Ce qui n'empêche pas Tariq Mahmood Sheikh d'insister lourdement. Au dire d'une cousine de la victime, Hina Sheikh, qui vit sous protection policière en France, l'homme qui écoute placidement les témoignages dans le box des accusés, les yeux mi-clos, sait se montrer menaçant lorsqu'il est contrarié.

Hina Sheikh affirme que son oncle a déjà brandi un fusil contre elle pour la contraindre à partir au Pakistan se marier. «Il m'a dit qu'il me ferait du mal à moi, ma mère et mes soeurs si je ne disais pas oui», a relaté la jeune femme lors d'un témoignage par vidéoconférence.

L'«honneur» du frère

Tariq Mahmood Sheikh, affirme sa nièce Hina, tentera quelques années plus tard de lui enlever de force la fille née de son union forcée, jugeant qu'elle devait vivre en sol pakistanais dans la famille de son père.

L'avocat du père de Sadia, Michel Bouchat, relevant des incohérences dans le témoignage de la cousine, prétend qu'il est sans valeur pour la cause en cours. Selon lui, les enquêteurs belges se sont convaincus très tôt du fait que la mort de Sadia Sheikh était le résultat d'un crime d'honneur alors que rien ne vient étayer concrètement cette hypothèse.

Mudusar Sheikh maintient qu'il l'a tuée à sa propre initiative, sans ordre de personne.
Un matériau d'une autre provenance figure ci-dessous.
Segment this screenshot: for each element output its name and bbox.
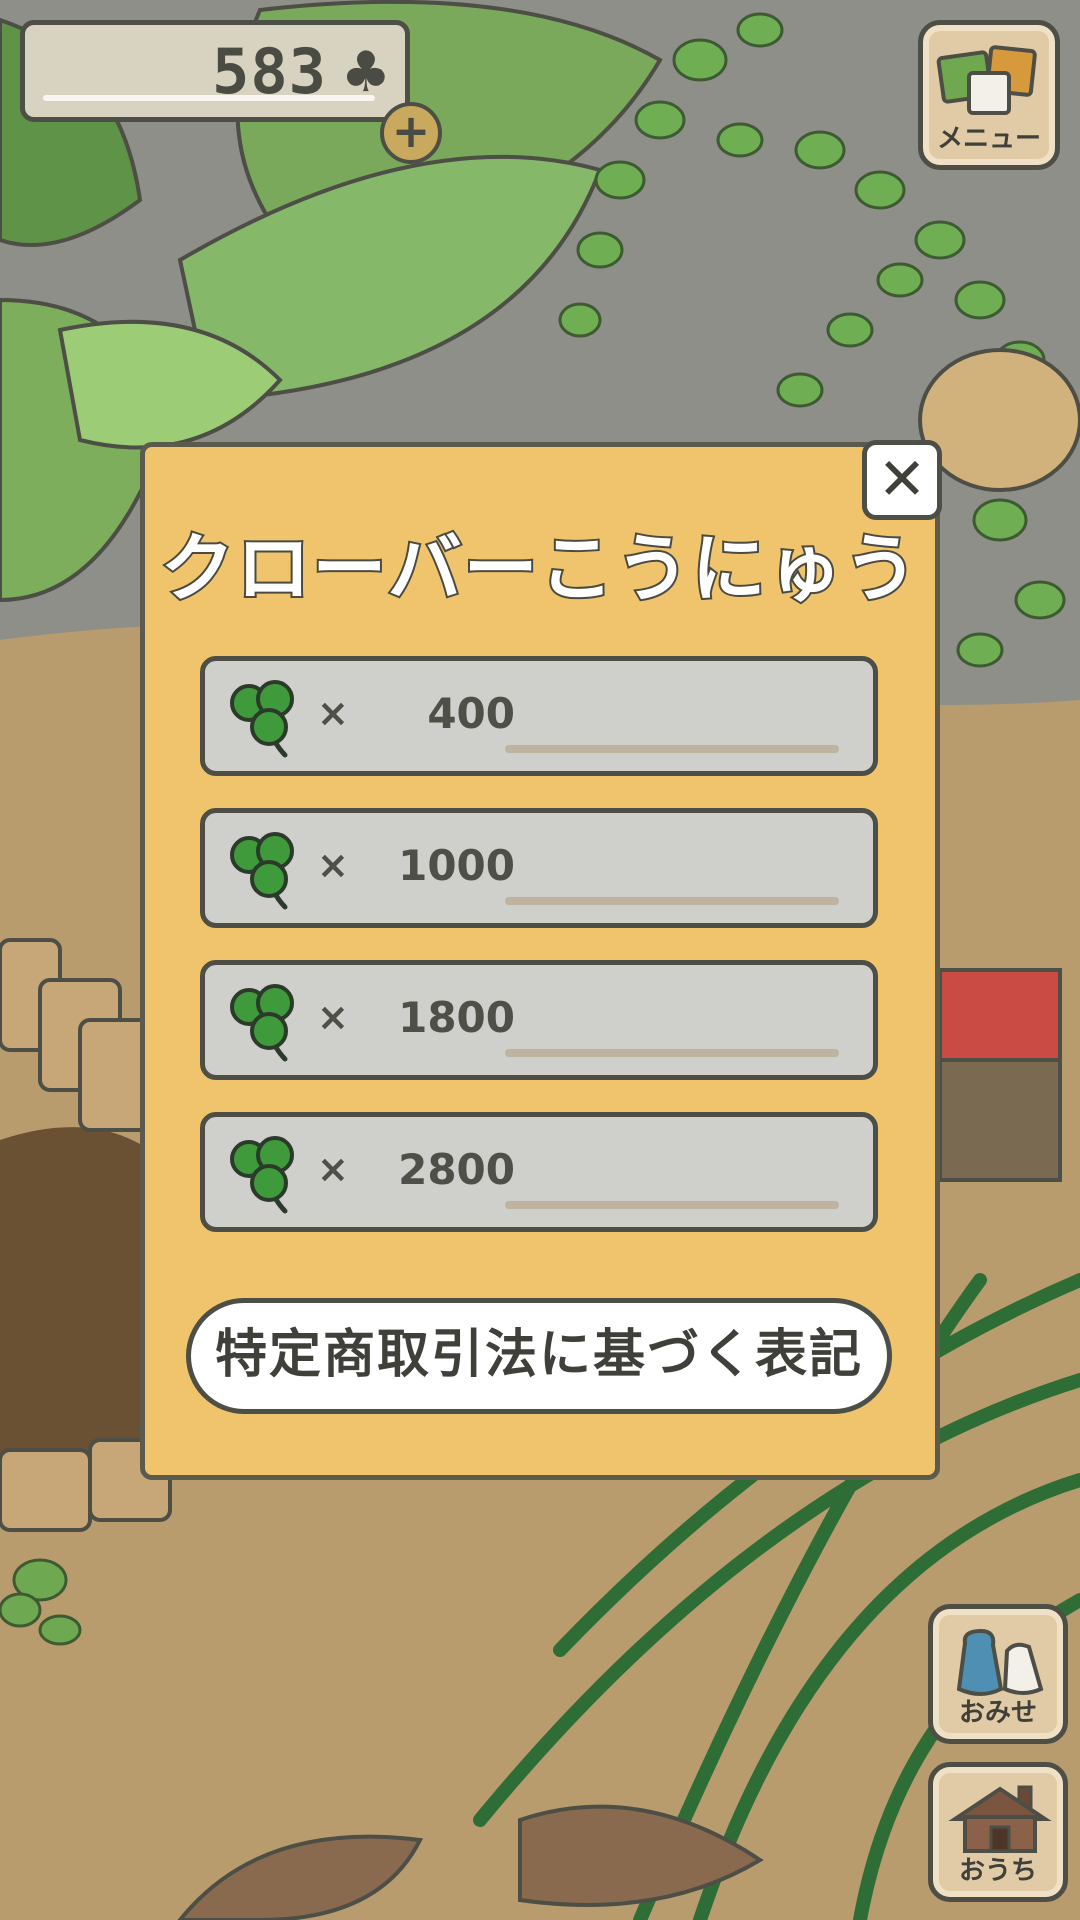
- menu-label: メニュー: [936, 124, 1041, 154]
- bags-icon: [956, 1628, 1044, 1696]
- shop-button[interactable]: おみせ: [928, 1604, 1068, 1744]
- add-clover-button[interactable]: +: [380, 102, 442, 164]
- price-line: [505, 1049, 839, 1057]
- package-1000-button[interactable]: × 1000: [200, 808, 878, 928]
- cards-icon: [936, 45, 1037, 115]
- house-icon: [948, 1785, 1052, 1853]
- clover-icon: [230, 680, 294, 758]
- clover-icon: [230, 1136, 294, 1214]
- package-quantity: 400: [427, 689, 515, 738]
- clover-counter: 583 ♣: [20, 20, 410, 122]
- package-quantity: 1000: [398, 841, 515, 890]
- counter-sheen: [43, 95, 375, 101]
- clover-icon: [230, 832, 294, 910]
- close-button[interactable]: ✕: [862, 440, 942, 520]
- price-line: [505, 1201, 839, 1209]
- times-sign: ×: [317, 691, 349, 735]
- times-sign: ×: [317, 1147, 349, 1191]
- package-quantity: 2800: [398, 1145, 515, 1194]
- club-icon: ♣: [340, 40, 391, 105]
- price-line: [505, 745, 839, 753]
- clover-count: 583: [212, 35, 327, 108]
- home-label: おうち: [958, 1856, 1037, 1886]
- clover-icon: [230, 984, 294, 1062]
- times-sign: ×: [317, 995, 349, 1039]
- price-line: [505, 897, 839, 905]
- package-quantity: 1800: [398, 993, 515, 1042]
- dialog-title: クローバーこうにゅう: [158, 524, 920, 614]
- package-2800-button[interactable]: × 2800: [200, 1112, 878, 1232]
- home-button[interactable]: おうち: [928, 1762, 1068, 1902]
- legal-notice-button[interactable]: 特定商取引法に基づく表記: [186, 1298, 892, 1414]
- package-1800-button[interactable]: × 1800: [200, 960, 878, 1080]
- menu-button[interactable]: メニュー: [918, 20, 1060, 170]
- times-sign: ×: [317, 843, 349, 887]
- package-400-button[interactable]: × 400: [200, 656, 878, 776]
- shop-label: おみせ: [958, 1698, 1037, 1728]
Quelques jours avant le drame, il a écrit, en évoquant son projet meurtrier, que c'est un «honneur pour un frère que sa soeur soit chaste».
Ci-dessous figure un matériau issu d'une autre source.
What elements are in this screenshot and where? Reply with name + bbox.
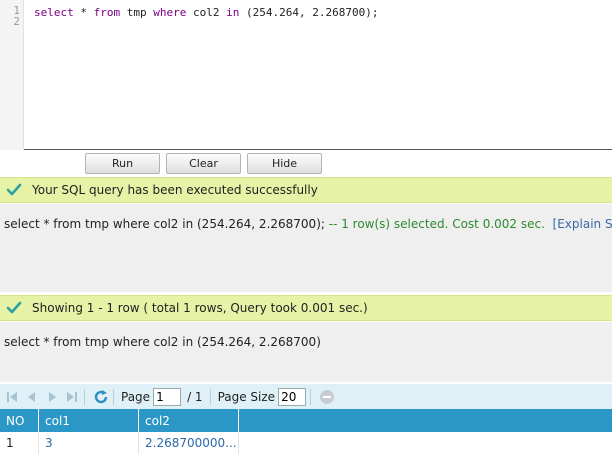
- editor-toolbar: Run Clear Hide: [0, 151, 612, 177]
- result-query: select * from tmp where col2 in (254.264…: [4, 335, 321, 349]
- execution-status-bar: Your SQL query has been executed success…: [0, 177, 612, 203]
- hide-button[interactable]: Hide: [247, 153, 322, 174]
- first-page-icon[interactable]: [4, 389, 20, 405]
- code-token: (254.264, 2.268700);: [239, 6, 379, 19]
- check-icon: [6, 183, 22, 196]
- col2-cell: 2.268700000...: [139, 432, 239, 454]
- code-token: col2: [186, 6, 227, 19]
- result-status-bar: Showing 1 - 1 row ( total 1 rows, Query …: [0, 295, 612, 321]
- keyword: select: [34, 6, 74, 19]
- code-token: *: [73, 6, 94, 19]
- execution-log-line: select * from tmp where col2 in (254.264…: [4, 217, 612, 231]
- executed-query: select * from tmp where col2 in (254.264…: [4, 217, 325, 231]
- line-number: 2: [13, 15, 20, 28]
- col1-cell: 3: [39, 432, 139, 454]
- code-line[interactable]: select * from tmp where col2 in (254.264…: [34, 6, 378, 20]
- toolbar-separator: [84, 388, 85, 405]
- column-header-no[interactable]: NO: [0, 409, 39, 432]
- toolbar-separator: [310, 388, 312, 405]
- page-total: / 1: [187, 389, 203, 404]
- toolbar-separator: [113, 388, 114, 405]
- next-page-icon[interactable]: [44, 389, 60, 405]
- cancel-icon[interactable]: [319, 389, 335, 405]
- row-number-cell: 1: [0, 432, 39, 454]
- keyword: in: [226, 6, 240, 19]
- column-header-col2[interactable]: col2: [139, 409, 239, 432]
- clear-button[interactable]: Clear: [166, 153, 241, 174]
- execution-status-message: Your SQL query has been executed success…: [32, 183, 318, 197]
- result-query-panel: select * from tmp where col2 in (254.264…: [0, 322, 612, 382]
- line-number-gutter: 1 2: [0, 0, 24, 150]
- refresh-icon[interactable]: [93, 389, 109, 405]
- page-number-input[interactable]: [153, 387, 182, 406]
- page-size-input[interactable]: [278, 387, 307, 406]
- execution-log-panel: select * from tmp where col2 in (254.264…: [0, 204, 612, 292]
- page-label: Page: [121, 389, 151, 404]
- column-header-col1[interactable]: col1: [39, 409, 139, 432]
- keyword: from: [93, 6, 121, 19]
- result-status-message: Showing 1 - 1 row ( total 1 rows, Query …: [32, 301, 368, 315]
- last-page-icon[interactable]: [64, 389, 80, 405]
- page-size-label: Page Size: [217, 389, 276, 404]
- run-button[interactable]: Run: [85, 153, 160, 174]
- sql-editor[interactable]: 1 2 select * from tmp where col2 in (254…: [0, 0, 612, 150]
- code-token: tmp: [120, 6, 154, 19]
- table-row[interactable]: 1 3 2.268700000...: [0, 432, 240, 454]
- execution-result: -- 1 row(s) selected. Cost 0.002 sec.: [324, 217, 545, 231]
- result-grid-header: NO col1 col2: [0, 409, 612, 432]
- keyword: where: [153, 6, 187, 19]
- previous-page-icon[interactable]: [24, 389, 40, 405]
- pagination-toolbar: Page / 1 Page Size: [0, 384, 612, 409]
- explain-sql-link[interactable]: [Explain SQL]: [553, 217, 612, 231]
- toolbar-separator: [209, 388, 211, 405]
- check-icon: [6, 301, 22, 314]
Devant le tribunal, il réitère que sa famille n'est pas responsable. Ses soeurs aînées, Fozia et Tahira, assurent que rien ne l'autorisait à commettre un tel geste, qu'elles ne «comprennent pas» ce qui s'est passé. Tant Mudusar que Sadia, disent-elles, ne leur ont pas fait «assez confiance» pour parler de leur détresse avant qu'il ne soit trop tard.

Jean Navarre, qui était prêt à se convertir à l'islam pour pouvoir se marier, pensait que le fils Sheikh pouvait jouer un rôle de médiateur.

Sadia, dit-il, aimait profondément sa famille et voulait tout faire pour la convaincre d'accepter leur amour. «Elle voulait faire plaisir à tout le monde, que tout le monde soit heureux. Mais au final, elle n'y est pas parvenue», a relevé le jeune homme.